U.S. Immigration and Customs Enforcement was already moving to reopen a closed correctional facility in Hudson, northeast of metro Denver. The Denver Post reported on the Hudson plan earlier this week based on what members of the state’s congressional delegation were told.
But the new documents indicate the agency is also targeting the reopening of another private prison in Walsenburg, in southern Colorado, and the addition of another 28 beds at the Southern Ute Detention Center in Ignacio, which is on the Southern Ute Indian Reservation, southeast of Durango.
The documents also say ICE plans to expand its capacity at its sole operating facility in the state, in Aurora, from a contracted cap of 1,360 beds to its maximum capacity of 1,530. That expansion, along with the opening of the Hudson and Walsenburg facilities, are both expected before the end of the year, according to the documents.
ICE is rapidly seeking to expand its detention capacity amid President Donald Trump’s mass-deportation push.
By January, the Washington Post reported, its plans call for detention beds to reach 107,000 nationwide, which would be more than double the nearly 50,000 capacity of the immigration detention system when Trump began his second term.
The expansion and openings would mean Colorado would have the sixth-most ICE detention beds in the country, according to the Washington Post’s analysis.

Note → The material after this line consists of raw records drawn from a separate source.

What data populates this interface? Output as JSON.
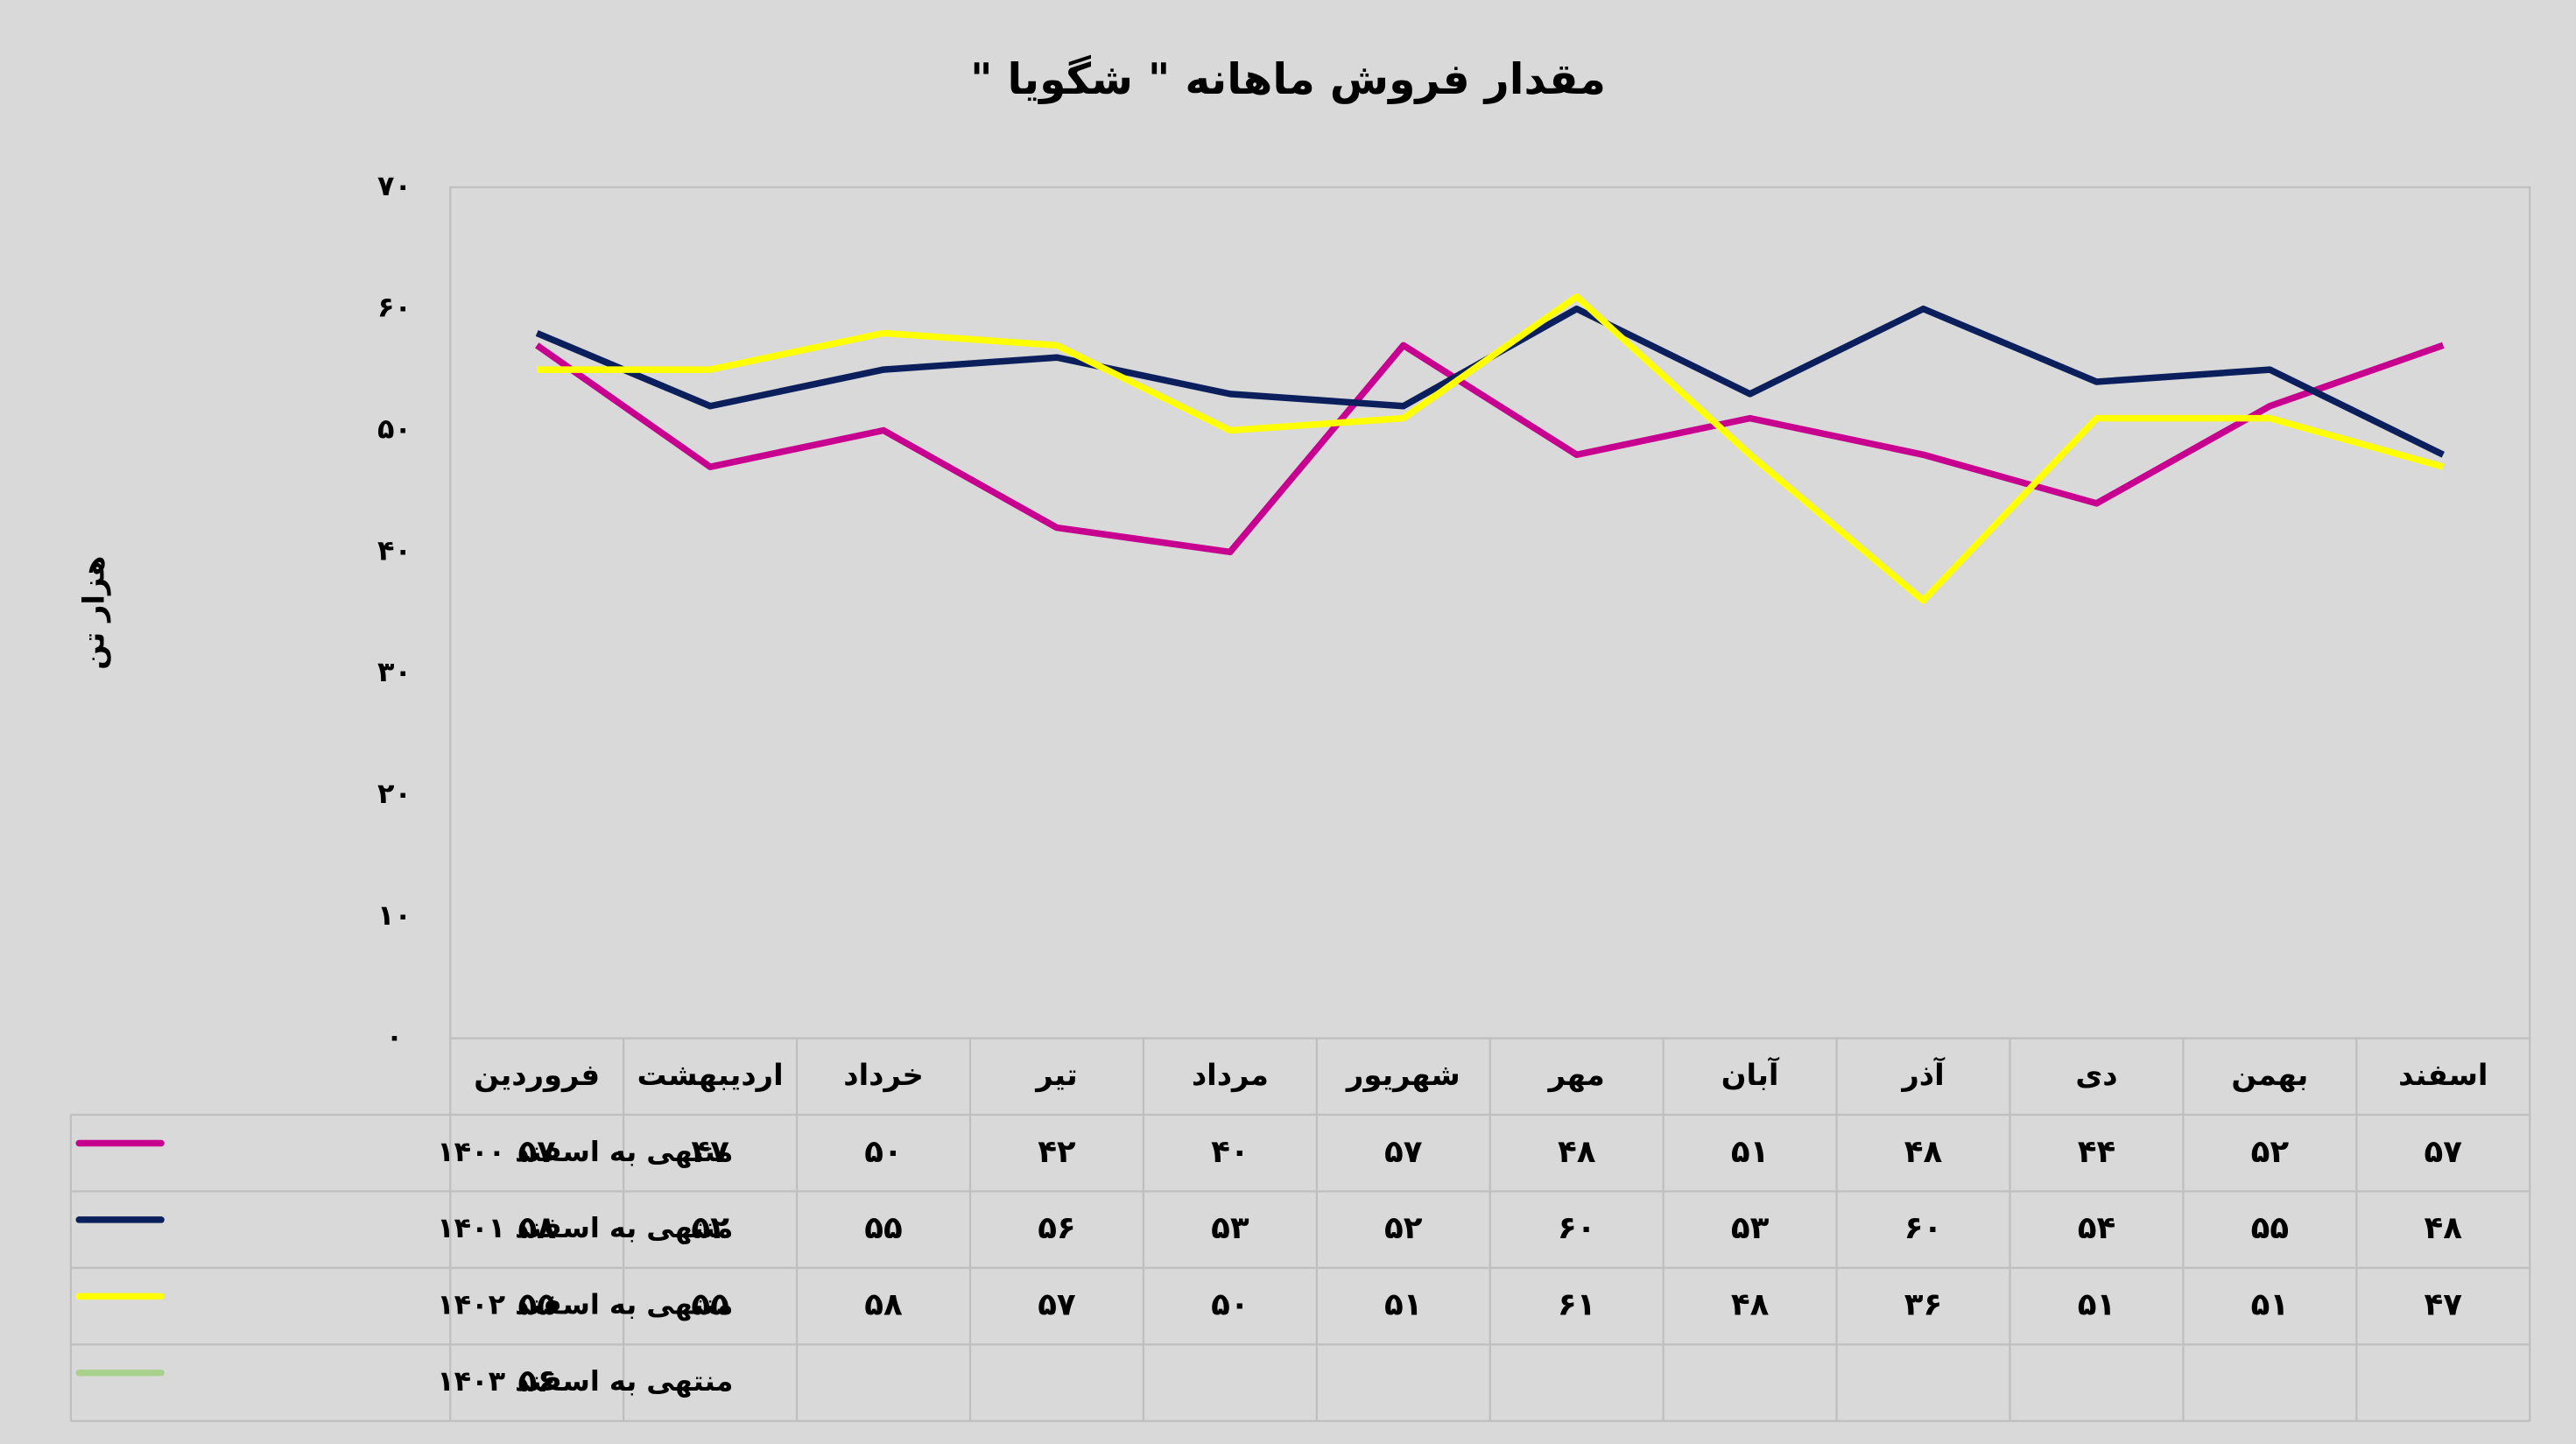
{
  "chart_data": {
    "type": "line",
    "title": "مقدار فروش ماهانه \" شگویا \"",
    "y_label": "هزار تن",
    "categories": [
      "فروردین",
      "اردیبهشت",
      "خرداد",
      "تیر",
      "مرداد",
      "شهریور",
      "مهر",
      "آبان",
      "آذر",
      "دی",
      "بهمن",
      "اسفند"
    ],
    "ylim": [
      0,
      70
    ],
    "yticks": [
      {
        "value": 0,
        "label": "۰"
      },
      {
        "value": 10,
        "label": "۱۰"
      },
      {
        "value": 20,
        "label": "۲۰"
      },
      {
        "value": 30,
        "label": "۳۰"
      },
      {
        "value": 40,
        "label": "۴۰"
      },
      {
        "value": 50,
        "label": "۵۰"
      },
      {
        "value": 60,
        "label": "۶۰"
      },
      {
        "value": 70,
        "label": "۷۰"
      }
    ],
    "grid": false,
    "series": [
      {
        "name": "منتهی به اسفند ۱۴۰۰",
        "color": "#c8008f",
        "values": [
          57,
          47,
          50,
          42,
          40,
          57,
          48,
          51,
          48,
          44,
          52,
          57
        ],
        "value_labels": [
          "۵۷",
          "۴۷",
          "۵۰",
          "۴۲",
          "۴۰",
          "۵۷",
          "۴۸",
          "۵۱",
          "۴۸",
          "۴۴",
          "۵۲",
          "۵۷"
        ]
      },
      {
        "name": "منتهی به اسفند ۱۴۰۱",
        "color": "#0b1f5c",
        "values": [
          58,
          52,
          55,
          56,
          53,
          52,
          60,
          53,
          60,
          54,
          55,
          48
        ],
        "value_labels": [
          "۵۸",
          "۵۲",
          "۵۵",
          "۵۶",
          "۵۳",
          "۵۲",
          "۶۰",
          "۵۳",
          "۶۰",
          "۵۴",
          "۵۵",
          "۴۸"
        ]
      },
      {
        "name": "منتهی به اسفند ۱۴۰۲",
        "color": "#ffff00",
        "values": [
          55,
          55,
          58,
          57,
          50,
          51,
          61,
          48,
          36,
          51,
          51,
          47
        ],
        "value_labels": [
          "۵۵",
          "۵۵",
          "۵۸",
          "۵۷",
          "۵۰",
          "۵۱",
          "۶۱",
          "۴۸",
          "۳۶",
          "۵۱",
          "۵۱",
          "۴۷"
        ]
      },
      {
        "name": "منتهی به اسفند ۱۴۰۳",
        "color": "#a9d18e",
        "values": [
          56,
          null,
          null,
          null,
          null,
          null,
          null,
          null,
          null,
          null,
          null,
          null
        ],
        "value_labels": [
          "۵۶",
          null,
          null,
          null,
          null,
          null,
          null,
          null,
          null,
          null,
          null,
          null
        ]
      }
    ]
  }
}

A U.S. Department of Homeland Security spokesman confirmed to the Washington Post that the planning documents were legitimate but said the list was outdated and that its contracts were “not accurate.” The list was last updated July 30, the Washington Post reported. Spokespeople for ICE did not return messages from The Denver Post on Friday.
If all three facilities — in Hudson, Ignacio and Walsenburg — were to open, it would represent a significant expansion not only of ICE’s current footprint but of its own previous plans. When it put out a request for potential detention sites earlier this year, the agency said it was looking to add up to 850 to 950 new beds in the state.
But now, the three possible new detention centers, coupled with more beds in the Aurora facility, would more than triple capacity from the current limit of 1,360 beds to just over 4,000. Both the Walsenburg and Hudson facilities were among several pitched to ICE in response to its request earlier this year.